Physics-based phenomenological characterization of cross-modal bias in multimodal models

Abstract

The term `algorithmic fairness' is used to evaluate whether AI models operate fairly in both comparative (where fairness is understood as formal equality, such as “treat like cases as like”) and non-comparative (where unfairness arises from the model’s inaccuracy, arbitrariness, or inscrutability) contexts. Recent advances in multimodal large language models (MLLMs) are breaking new ground in multimodal understanding, reasoning, and generation; however, we argue that inconspicuous distortions arising from complex multimodal interaction dynamics can lead to systematic bias.

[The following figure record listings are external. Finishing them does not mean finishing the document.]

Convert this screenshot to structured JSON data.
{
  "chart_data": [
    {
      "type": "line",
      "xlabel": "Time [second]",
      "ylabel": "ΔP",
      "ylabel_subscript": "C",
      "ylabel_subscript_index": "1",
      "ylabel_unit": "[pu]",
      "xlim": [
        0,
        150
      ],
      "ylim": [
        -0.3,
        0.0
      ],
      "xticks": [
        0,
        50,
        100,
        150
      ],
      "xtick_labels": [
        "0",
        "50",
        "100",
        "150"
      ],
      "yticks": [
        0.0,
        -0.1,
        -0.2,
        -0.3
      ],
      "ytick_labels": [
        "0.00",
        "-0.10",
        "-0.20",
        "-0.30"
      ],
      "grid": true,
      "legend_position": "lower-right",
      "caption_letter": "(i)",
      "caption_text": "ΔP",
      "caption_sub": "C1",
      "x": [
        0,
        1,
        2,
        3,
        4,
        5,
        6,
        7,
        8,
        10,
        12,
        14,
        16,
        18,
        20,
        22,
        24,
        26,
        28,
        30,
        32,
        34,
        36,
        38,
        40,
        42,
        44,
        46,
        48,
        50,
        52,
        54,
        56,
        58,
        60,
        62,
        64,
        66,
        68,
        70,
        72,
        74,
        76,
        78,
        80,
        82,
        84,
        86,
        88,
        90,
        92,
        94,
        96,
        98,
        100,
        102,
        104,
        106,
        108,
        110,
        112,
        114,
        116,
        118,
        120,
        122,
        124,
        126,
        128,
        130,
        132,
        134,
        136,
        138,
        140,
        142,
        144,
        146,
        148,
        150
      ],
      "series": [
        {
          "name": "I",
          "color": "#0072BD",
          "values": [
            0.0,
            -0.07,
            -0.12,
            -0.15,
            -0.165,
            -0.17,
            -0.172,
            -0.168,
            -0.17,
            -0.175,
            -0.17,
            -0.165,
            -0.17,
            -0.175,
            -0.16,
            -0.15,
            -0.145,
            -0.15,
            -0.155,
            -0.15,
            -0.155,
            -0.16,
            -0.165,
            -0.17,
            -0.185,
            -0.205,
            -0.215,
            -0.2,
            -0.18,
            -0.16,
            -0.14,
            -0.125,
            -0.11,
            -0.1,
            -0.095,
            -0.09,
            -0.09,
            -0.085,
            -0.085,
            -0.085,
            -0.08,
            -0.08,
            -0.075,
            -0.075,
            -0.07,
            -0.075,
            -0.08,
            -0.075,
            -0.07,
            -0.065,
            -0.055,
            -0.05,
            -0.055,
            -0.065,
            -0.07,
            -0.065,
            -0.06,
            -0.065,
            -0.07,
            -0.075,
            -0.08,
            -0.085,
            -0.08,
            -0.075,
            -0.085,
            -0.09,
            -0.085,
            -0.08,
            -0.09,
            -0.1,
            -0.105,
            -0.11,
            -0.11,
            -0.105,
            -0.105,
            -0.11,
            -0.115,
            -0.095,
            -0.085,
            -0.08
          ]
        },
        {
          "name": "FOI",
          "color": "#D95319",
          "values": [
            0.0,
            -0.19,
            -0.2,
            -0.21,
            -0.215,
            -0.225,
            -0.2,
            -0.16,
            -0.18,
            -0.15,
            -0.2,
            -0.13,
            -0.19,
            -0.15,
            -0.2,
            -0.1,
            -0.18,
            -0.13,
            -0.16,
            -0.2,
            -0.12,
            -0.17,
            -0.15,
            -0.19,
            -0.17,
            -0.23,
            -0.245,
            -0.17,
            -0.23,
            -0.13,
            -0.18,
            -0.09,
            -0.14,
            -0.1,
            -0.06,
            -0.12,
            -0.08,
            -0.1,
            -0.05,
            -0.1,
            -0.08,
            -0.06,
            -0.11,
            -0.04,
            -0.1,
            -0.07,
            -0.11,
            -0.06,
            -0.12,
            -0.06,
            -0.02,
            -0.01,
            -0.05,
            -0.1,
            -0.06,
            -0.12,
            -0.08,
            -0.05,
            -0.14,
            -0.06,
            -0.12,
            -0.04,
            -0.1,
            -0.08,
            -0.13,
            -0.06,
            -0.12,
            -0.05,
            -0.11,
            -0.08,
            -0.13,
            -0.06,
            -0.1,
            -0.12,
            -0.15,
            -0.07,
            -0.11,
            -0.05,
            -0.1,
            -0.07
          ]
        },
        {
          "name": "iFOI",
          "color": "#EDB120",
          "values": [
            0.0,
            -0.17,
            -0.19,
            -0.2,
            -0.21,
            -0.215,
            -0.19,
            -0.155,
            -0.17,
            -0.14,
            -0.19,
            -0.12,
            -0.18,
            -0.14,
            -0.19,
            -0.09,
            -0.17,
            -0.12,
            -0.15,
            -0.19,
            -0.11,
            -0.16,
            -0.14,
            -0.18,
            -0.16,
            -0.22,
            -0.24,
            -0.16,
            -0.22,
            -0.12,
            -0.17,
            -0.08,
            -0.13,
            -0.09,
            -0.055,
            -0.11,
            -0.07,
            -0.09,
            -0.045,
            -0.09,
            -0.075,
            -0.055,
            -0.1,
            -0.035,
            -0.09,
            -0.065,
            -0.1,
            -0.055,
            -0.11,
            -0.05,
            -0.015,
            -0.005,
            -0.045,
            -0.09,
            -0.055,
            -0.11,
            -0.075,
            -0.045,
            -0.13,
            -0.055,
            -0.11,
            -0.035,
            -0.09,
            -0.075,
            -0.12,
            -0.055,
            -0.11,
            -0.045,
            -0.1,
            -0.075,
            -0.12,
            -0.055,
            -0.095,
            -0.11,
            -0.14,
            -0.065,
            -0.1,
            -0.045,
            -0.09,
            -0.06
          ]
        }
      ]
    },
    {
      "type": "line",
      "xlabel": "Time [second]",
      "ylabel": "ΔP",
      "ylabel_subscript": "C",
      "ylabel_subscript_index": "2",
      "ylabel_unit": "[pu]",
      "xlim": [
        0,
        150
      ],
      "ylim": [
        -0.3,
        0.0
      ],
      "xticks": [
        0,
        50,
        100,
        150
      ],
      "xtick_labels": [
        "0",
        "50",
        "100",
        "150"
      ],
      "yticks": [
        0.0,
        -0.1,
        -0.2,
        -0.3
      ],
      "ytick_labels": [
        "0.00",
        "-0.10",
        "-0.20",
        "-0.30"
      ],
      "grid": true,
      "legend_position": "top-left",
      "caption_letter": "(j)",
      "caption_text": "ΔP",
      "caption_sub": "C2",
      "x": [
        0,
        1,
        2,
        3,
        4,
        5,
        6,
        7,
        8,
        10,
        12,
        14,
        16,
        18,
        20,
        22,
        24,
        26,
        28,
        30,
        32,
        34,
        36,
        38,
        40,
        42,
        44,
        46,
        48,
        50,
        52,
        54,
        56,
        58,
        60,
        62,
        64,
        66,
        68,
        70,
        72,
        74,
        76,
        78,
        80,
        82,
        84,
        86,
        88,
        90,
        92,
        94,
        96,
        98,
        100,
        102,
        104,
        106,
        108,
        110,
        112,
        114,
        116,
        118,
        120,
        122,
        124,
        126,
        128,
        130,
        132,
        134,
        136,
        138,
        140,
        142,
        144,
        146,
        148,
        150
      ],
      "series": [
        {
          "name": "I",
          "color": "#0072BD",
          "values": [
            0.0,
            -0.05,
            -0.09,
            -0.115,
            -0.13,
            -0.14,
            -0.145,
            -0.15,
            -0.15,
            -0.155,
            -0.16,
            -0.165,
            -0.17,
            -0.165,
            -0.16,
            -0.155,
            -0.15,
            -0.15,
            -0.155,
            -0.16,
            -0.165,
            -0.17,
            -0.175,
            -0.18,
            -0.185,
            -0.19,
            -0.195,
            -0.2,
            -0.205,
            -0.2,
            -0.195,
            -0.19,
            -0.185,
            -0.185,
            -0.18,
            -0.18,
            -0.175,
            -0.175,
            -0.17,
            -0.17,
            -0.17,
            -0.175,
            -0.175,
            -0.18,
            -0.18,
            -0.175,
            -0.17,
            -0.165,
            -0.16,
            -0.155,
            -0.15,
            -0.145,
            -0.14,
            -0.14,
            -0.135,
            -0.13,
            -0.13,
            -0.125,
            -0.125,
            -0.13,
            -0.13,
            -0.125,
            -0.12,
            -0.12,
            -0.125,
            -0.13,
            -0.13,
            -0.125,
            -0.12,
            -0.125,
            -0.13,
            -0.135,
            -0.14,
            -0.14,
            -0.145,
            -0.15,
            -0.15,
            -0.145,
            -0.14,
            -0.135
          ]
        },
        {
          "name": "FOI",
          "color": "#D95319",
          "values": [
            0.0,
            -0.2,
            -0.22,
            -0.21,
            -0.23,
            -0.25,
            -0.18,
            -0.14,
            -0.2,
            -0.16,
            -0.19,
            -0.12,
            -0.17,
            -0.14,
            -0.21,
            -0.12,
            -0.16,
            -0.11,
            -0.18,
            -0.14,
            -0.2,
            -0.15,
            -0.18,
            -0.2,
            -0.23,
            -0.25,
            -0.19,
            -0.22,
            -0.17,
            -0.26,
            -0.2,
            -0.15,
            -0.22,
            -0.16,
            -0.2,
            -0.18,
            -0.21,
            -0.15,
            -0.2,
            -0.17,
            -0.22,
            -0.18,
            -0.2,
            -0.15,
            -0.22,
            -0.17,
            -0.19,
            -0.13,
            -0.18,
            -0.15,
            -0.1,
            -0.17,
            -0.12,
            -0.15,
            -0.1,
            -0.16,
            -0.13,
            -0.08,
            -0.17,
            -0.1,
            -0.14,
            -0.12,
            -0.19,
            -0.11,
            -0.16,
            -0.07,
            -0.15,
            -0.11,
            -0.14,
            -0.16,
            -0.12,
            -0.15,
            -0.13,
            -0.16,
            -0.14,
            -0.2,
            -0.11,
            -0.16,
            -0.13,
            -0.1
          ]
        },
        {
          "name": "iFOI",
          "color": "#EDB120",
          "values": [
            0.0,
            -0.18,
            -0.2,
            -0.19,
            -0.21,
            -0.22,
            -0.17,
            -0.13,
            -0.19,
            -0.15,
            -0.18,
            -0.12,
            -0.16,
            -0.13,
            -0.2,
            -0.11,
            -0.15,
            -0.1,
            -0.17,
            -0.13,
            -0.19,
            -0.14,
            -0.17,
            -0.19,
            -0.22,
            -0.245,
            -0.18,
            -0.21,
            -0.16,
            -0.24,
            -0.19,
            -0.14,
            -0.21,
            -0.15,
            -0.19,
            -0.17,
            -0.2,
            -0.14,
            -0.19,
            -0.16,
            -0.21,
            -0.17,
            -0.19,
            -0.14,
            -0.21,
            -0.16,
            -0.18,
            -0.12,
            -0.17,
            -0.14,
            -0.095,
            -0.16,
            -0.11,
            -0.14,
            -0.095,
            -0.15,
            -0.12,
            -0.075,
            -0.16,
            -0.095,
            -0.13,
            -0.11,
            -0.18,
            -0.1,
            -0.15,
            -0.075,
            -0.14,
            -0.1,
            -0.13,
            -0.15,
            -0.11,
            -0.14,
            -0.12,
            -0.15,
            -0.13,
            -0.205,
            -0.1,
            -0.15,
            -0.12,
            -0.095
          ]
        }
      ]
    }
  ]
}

The purpose of this position paper is twofold: first, it is intended to acquaint AI researchers with phenomenological explainable approaches that rely on the physical entities that the machine experiences during training/inference, as opposed to the traditional cognitivist symbolic account or metaphysical approaches; second, it is to state that this phenomenological doctrine will be practically useful for tackling algorithmic fairness issues in MLLMs. We develop a surrogate physics-based model that describes transformer dynamics (i.e., semantic network structure and self-/cross-attention) to analyze the dynamics of cross-modal bias in MLLM, which are not fully captured by conventional embedding- or representation-level analyses. We support this position through multi-input diagnostic experiments: 1) perturbation-based analyses of emotion classification using Qwen2.5-Omni and Gemma 3n, and 2) dynamical analysis of Lorenz chaotic time-series prediction through the physical surrogate. Across two architecturally distinct MLLMs, we show that multimodal inputs can reinforce modality dominance rather than mitigate it, as revealed by structured error-attractor patterns under systematic label perturbation, complemented by dynamical analysis.